M’enfin, moi qui préfère les transitions douces, j’étais choquée et encore plus
énervée. En plus, il y avait un petit côté années 80 dans ce passage abrupt du
brun aux racines au blond sur les longueurs, surtout sur la frange. Les deux
blocs étaient particulièrement moches là. Alors j’ai fait couper ma frange bien
courte pour faire disparaître le blond. C’était au moins ça de pris. Et je me
suis cette fois montrée très directive (presque dictatoriale) avec le coiffeur pour
avoir exactement ce que je voulais. Résultat, je n’ai rien à reprocher à la
frange. Mais le blond… Car il y a plus. Pour que le passage d’une couleur à
l’autre soit moins violent (je cite), il a décidé de me faire une patine
caramel. Traduction, de donner des reflets caramel à mon blond. Alors le
caramel, c’est joli sur un châtain, sur un blond beaucoup moins je trouve. Au
lieu de ressortir avec un blond blond (scandinave, bébé, soleil), il tirait
plutôt vers le marron voire le roux. En fait, je me suis retrouvée avec les
reflets que je voulais neutraliser à la base, ceux que j’avais après que mon
blond ait viré. Moi qui voulais retrouver un blond pur…

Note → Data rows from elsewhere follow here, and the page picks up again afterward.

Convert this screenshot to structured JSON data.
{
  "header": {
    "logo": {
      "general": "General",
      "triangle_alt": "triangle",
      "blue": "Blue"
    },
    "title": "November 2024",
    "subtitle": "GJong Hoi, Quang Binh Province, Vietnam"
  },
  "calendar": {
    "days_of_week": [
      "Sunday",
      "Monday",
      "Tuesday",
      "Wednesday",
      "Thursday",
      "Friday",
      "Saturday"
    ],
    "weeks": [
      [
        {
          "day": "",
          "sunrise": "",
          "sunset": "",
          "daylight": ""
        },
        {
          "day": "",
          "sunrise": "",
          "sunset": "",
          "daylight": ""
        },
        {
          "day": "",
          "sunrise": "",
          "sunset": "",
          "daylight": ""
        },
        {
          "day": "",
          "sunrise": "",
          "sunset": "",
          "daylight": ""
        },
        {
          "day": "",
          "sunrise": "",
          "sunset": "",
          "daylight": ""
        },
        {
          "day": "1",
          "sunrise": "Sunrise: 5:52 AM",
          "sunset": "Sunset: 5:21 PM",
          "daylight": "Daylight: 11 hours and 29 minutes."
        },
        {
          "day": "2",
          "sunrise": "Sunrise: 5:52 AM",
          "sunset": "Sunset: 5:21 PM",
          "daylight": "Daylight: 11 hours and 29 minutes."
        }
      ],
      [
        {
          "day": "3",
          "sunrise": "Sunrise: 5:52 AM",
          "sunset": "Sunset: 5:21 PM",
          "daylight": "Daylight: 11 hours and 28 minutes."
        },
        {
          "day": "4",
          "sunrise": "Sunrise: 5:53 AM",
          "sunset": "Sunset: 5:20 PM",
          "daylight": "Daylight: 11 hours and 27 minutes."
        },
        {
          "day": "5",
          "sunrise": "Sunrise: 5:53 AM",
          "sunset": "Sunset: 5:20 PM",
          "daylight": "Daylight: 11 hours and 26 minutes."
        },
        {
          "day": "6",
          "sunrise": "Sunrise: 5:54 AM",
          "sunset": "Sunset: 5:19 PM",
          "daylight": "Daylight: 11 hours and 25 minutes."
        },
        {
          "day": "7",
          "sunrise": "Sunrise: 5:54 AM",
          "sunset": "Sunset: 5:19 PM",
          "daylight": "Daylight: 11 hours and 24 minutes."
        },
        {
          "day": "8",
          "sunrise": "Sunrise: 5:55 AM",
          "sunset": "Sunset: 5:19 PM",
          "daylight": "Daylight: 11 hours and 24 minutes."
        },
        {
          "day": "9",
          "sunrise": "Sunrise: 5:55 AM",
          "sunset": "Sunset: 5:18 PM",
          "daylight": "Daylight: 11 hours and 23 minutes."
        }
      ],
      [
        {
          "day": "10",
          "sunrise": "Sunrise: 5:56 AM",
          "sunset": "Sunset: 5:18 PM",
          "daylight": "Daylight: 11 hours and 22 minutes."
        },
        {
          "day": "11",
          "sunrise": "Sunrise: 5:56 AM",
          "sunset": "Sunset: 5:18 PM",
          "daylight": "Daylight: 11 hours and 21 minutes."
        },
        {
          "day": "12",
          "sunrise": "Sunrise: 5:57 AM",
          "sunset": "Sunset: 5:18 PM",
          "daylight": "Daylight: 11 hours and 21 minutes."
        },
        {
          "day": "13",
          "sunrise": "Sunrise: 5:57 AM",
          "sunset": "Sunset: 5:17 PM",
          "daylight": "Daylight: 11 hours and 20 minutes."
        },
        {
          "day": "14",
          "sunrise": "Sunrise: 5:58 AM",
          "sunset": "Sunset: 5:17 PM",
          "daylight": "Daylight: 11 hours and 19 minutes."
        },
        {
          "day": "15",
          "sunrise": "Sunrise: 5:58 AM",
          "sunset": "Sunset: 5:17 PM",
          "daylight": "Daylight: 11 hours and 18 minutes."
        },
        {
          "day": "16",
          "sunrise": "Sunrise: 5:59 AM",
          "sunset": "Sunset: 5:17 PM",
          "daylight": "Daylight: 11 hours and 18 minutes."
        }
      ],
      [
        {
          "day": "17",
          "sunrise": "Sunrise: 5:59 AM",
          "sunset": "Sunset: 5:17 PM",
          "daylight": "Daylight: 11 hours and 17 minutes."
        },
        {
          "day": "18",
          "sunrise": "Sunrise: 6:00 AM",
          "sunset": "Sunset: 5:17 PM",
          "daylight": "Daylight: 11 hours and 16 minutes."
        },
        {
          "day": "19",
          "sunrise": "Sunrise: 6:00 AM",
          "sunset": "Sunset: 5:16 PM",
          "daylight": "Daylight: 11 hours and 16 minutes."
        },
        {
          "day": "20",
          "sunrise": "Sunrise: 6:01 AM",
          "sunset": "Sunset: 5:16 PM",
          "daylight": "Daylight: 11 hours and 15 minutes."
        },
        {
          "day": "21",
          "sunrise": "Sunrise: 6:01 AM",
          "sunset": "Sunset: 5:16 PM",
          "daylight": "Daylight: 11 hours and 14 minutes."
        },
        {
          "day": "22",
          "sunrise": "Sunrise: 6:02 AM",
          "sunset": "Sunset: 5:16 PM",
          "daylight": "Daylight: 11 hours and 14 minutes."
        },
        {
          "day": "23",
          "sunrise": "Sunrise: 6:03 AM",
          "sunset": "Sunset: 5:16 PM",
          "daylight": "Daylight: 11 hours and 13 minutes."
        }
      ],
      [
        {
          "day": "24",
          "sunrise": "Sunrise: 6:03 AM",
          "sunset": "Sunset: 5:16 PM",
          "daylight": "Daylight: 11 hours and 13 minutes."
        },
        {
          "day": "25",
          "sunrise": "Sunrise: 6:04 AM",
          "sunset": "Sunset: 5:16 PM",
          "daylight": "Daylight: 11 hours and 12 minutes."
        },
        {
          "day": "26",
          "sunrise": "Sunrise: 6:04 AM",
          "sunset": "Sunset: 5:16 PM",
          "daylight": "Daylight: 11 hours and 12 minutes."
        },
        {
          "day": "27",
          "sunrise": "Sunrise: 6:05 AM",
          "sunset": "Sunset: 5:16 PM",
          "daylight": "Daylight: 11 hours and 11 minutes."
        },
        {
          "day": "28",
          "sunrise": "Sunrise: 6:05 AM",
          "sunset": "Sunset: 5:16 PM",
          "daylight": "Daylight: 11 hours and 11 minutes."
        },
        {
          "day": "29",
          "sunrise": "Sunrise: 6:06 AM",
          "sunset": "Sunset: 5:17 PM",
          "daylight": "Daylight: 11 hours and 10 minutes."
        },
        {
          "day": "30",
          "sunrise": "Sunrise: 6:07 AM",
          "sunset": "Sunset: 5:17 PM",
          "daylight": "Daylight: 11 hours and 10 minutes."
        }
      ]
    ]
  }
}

Bref, de plus en plus stressée/énervée/dégoûtée/déprimée, et
surtout de plus en plus à la bourre, je n’ai rien dit. Il fallait que je me
tire de là le plus vite possible donc j’ai mis ma poker face (je suis devenue
très bonne à ça à force de passages ratés chez le coiffeur) et j’ai dit que
j’aimais beaucoup avant de partir en courant et d’aller pester auprès de Teddy
et So (qui m’attendaient donc depuis une heure) que ma colo était totalement
raté. Ce qui les a beaucoup fait rire. Car j’avais aussi rendez-vous avec eux
après mon premier ombré hair et j’étais là aussi arrivée très en retard et un
chouïa choquée/énervée/déprimée parce que je me trouvais trop blonde. Certes,
je suis peut-être une drama queen. Et quand je fais de grands changements, il
m’arrive de ressortir de chez le coiffeur au bord de la dépression criant haut
et fort qu’on a assassiné mes cheveux. Rappelons-nous le carré trop court de
cet été aussi. J’avais aussitôt appelé une copine pour lui dire qu’on m’avait
complètement raté. Alors que j’avais fini par l’aimer ce carré. Disons qu’il me
faut souvent un peu de temps pour accepter (et aimer donc) ma nouvelle tête. Bon,
parfois, j’en sors contente quand même. Mais c’est vrai que le dépit s’en mêle
souvent. Il y a des fois où je peste parce que le changement n’est pas assez
visible, d’autres parce qu’il est beaucoup trop radical. Mais ce qui m’énerve
le plus, quand je n’ai pas du tout ce que j’avais demandé. Même si à la fin, ce
n’est pas raté, on se sent quand même un peu floué non ?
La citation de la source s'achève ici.